Bonuszertifikate – so erzielen Sie attraktive Renditen, die besten Tipps

Mit der Investition in Bonuszertifikate haben Anleger die Chance, bei geringem Risiko eine attraktive Rendite zu erzielen. Um den optimalen Nutzen aus ihrem Investment zu ziehen, sollten Anleger jedoch auf das Emittentenrisiko achten und das Aufgeld im Blick haben. Hier zeigen wir Ihnen, wie Sie die besten Bonuszertifikate finden und erfolgreich handeln.

Bonuszertifikate handeln - darum geht es

Mit Bonus­zertifikaten haben Sie als An­leger gute Chan­cen auf eine attrak­tive Rendite - ohne dabei allzu viel Risiko eingehen zu müssen.

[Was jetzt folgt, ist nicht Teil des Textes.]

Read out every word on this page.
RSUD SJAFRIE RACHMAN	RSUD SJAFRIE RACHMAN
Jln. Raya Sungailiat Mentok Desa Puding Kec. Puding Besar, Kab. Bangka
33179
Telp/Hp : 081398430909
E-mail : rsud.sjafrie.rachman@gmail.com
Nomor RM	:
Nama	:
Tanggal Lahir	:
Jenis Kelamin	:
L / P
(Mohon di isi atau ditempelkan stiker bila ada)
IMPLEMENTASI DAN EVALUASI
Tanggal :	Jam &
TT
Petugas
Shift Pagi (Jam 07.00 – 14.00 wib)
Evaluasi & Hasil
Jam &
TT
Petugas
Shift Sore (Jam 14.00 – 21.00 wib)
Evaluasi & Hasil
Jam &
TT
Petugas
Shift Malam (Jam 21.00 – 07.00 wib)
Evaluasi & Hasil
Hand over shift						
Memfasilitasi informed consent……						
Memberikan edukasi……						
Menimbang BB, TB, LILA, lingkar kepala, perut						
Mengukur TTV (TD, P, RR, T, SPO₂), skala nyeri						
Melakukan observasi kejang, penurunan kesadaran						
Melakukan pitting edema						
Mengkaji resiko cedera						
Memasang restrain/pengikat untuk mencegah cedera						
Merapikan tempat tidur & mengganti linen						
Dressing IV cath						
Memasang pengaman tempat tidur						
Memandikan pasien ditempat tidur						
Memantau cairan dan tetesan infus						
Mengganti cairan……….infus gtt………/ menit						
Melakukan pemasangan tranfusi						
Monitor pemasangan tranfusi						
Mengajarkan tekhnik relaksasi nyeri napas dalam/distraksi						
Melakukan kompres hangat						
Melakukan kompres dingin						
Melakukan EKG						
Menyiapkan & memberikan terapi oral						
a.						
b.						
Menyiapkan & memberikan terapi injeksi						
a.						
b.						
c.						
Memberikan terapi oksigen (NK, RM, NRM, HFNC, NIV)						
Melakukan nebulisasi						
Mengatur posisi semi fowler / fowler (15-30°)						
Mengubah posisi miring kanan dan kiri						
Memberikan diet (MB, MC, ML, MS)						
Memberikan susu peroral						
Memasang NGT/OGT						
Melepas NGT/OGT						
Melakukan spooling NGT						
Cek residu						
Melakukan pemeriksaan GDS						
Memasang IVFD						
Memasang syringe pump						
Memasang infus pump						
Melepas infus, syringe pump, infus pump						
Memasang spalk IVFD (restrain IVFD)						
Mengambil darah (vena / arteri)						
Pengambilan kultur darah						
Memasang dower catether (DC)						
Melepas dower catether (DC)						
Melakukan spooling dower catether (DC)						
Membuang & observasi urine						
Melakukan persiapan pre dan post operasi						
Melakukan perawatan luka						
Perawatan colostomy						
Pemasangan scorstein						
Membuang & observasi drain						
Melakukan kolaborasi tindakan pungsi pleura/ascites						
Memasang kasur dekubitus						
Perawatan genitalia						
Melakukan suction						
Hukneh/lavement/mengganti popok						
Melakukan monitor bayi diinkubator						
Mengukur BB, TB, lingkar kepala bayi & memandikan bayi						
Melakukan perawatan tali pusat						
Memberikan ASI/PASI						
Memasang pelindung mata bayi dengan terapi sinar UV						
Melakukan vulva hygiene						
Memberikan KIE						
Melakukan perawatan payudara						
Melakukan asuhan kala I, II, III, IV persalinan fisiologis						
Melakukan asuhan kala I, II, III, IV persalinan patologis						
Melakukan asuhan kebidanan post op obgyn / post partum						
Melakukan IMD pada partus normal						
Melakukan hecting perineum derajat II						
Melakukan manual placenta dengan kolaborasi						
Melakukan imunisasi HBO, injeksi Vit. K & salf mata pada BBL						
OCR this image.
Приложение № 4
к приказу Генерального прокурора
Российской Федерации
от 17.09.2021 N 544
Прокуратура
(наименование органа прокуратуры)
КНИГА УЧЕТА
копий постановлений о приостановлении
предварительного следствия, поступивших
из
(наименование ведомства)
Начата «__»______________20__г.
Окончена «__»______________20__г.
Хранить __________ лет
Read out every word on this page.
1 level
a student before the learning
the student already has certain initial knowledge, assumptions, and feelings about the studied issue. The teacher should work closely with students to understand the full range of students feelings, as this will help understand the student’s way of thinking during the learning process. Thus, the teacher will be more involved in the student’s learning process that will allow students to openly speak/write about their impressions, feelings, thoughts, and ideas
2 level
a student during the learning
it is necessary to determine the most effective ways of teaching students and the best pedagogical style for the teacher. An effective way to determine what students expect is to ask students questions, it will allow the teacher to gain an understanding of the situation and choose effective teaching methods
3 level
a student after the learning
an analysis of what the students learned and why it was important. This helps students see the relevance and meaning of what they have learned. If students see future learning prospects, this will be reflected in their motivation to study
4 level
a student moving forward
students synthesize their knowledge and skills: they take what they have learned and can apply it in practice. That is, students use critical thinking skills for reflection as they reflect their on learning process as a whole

Denn mit Bonuszertifikaten erzielen Sie auch dann eine positive Rendite, wenn sich ein Basis­wert lediglich seitwärts oder sogar leicht abwärts bewegt.

Tipp: Wer auf fallende Kurse setzen möchte, findet in Reverse-Bonus-Zertifikaten eine starke Alternative.

Bonuszertifikate handeln - Tipps & Tricks

Bonus­zertifi­kate haben ein relativ aus­gegli­chenes Chance-Risiko-Ver­hält­nis. In unserem Beispiel führen wir die Chancen von Bonus­zertifi­katen vor.

Unsere Empfehlung: Die HSBC bietet eine Fülle an Bonus-Zertifikaten an, zum Beispiel auf den Eurozonen-Index EURO STOXX 50 oder den deutschen Leitindex DAX.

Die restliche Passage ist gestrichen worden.